Un premier banc de test, ici présenté par Frédéric Seguin, fait appel à des caméras thermiques pour repérer d'éventuelles ruptures dans un panneau mis sous tension
Pour les panneaux recalés, direction la machine de délamination : une ligne capable de venir au plus près des composants cœur du panneau solaire pour les séparer des panneaux de verre et du polymère dans lequel ils sont encapsulés, sans détériorer ces derniers.

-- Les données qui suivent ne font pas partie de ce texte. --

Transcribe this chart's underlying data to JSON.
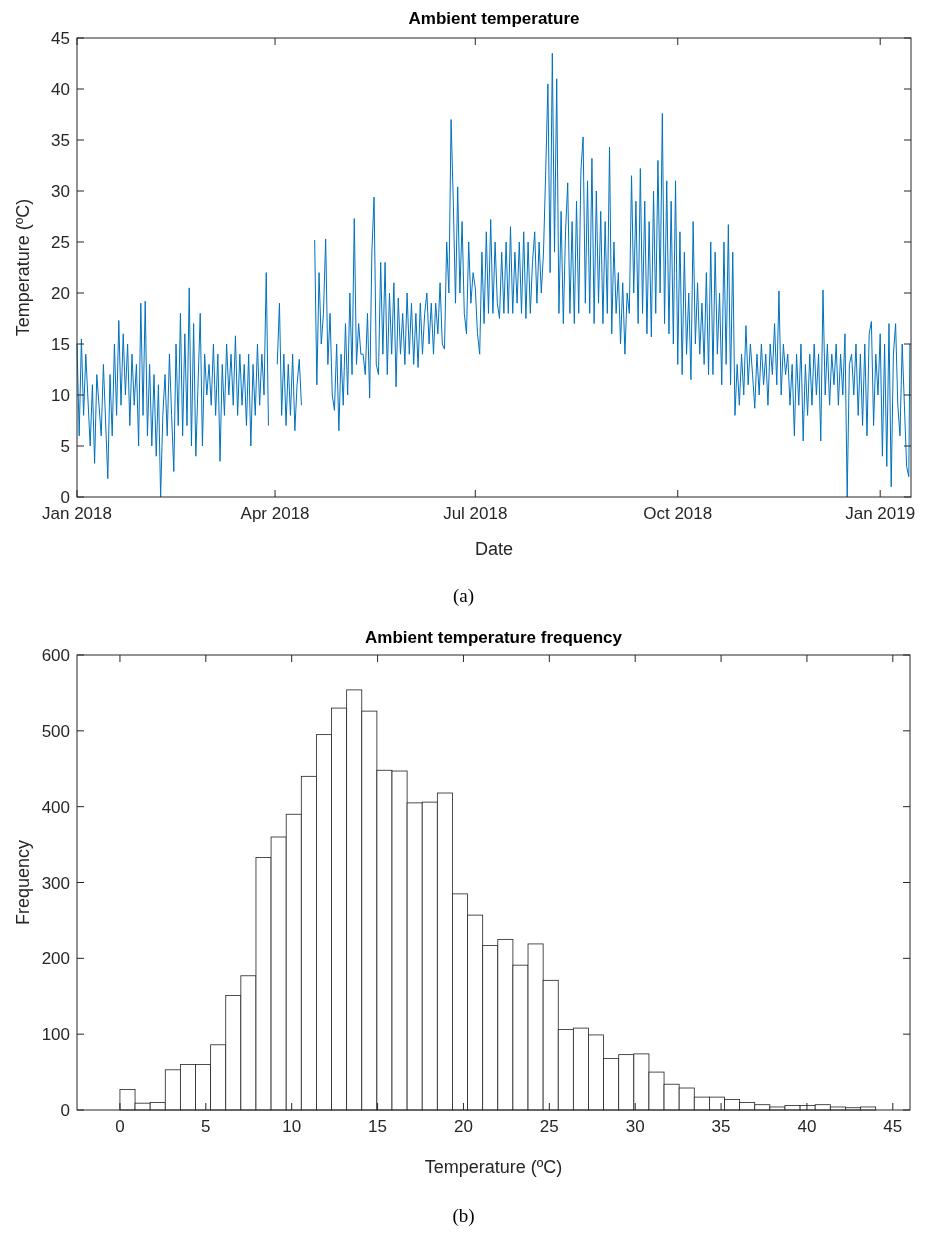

Principale cible de l’opération : le silicium de la cellule photovoltaïque et les fils d’argent qui servent aux liaisons électriques internes. « Ces deux métaux constituent 60% de la valeur entrante d’un panneau solaire. L’argent à lui seul compte pour 20% de la valeur, alors qu’il ne représente que 0,08% du poids total », illustre Nicolas Defrenne, directeur général de Soren, l’éco-organisme agréé par les pouvoirs publics pour la collecte et le traitement des panneaux photovoltaïques usagés en France. Cette ligne de délamination est présentée comme une première non seulement française, mais européenne, sur un marché du recyclage qui se limitait jusqu’ici au broyage. La machine, venue du Japon, coûte à elle seule 1 million d’euros. Elle doit permettre d’atteindre un taux de recyclage de l’ordre de 95% sur l’ensemble des composants d’un panneau.
Le premier centre d'une longue série ?
En sortie, les laminés qui contiennent les métaux clés du panneau solaire seront expédiés vers l’usine, en cours de construction, de Rosy Solar en Isère. Fondée en 2017 par deux chercheurs, cette startup a élaboré les technologies qui permettront de séparer les différents composés de la cellule photovoltaïque pour isoler des métaux purs, susceptibles d’être revendus sur le marché. « C’est l’un des grands enjeux de la transition énergétique. On passe de l’âge du fossile, où l’on consomme de la ressource, à l’âge des métaux, dans lequel on mobilise de la ressource, avec la possibilité d’en faire autre chose en fin de cycle », estime Nicolas Defrenne, pour qui ce premier centre doit devenir le premier d’une longue série, de façon à répondre aux enjeux de recyclage des panneaux solaires installés sur le territoire depuis les années 90. « On estime qu’il faudra traiter 150.000 tonnes de panneaux d’ici 2030 », ajoute-t-il.
A l'extérieur du centre, 20 000 panneaux solaires déjà désencadrés attendent d'être testés, puis éventuellement recyclés
Le site de Saint-Loubès devrait quant à lui prendre son rythme de croisière d’ici quelques semaines, le temps que les ingénieurs japonais venus en Gironde pour assurer la mise en œuvre de la délamineuse procèdent aux derniers ajustements. Les opérations y seront assurées par une équipe de 25 personnes tournant en trois-huit, avec un effectif principalement féminin. Le projet représente un investissement total de 2 millions d’euros, porté principalement par Envie, avec le soutien de la région Nouvelle-Aquitaine (400.000 euros), de l’Ademe et de l’Etat (100.000 euros chacun).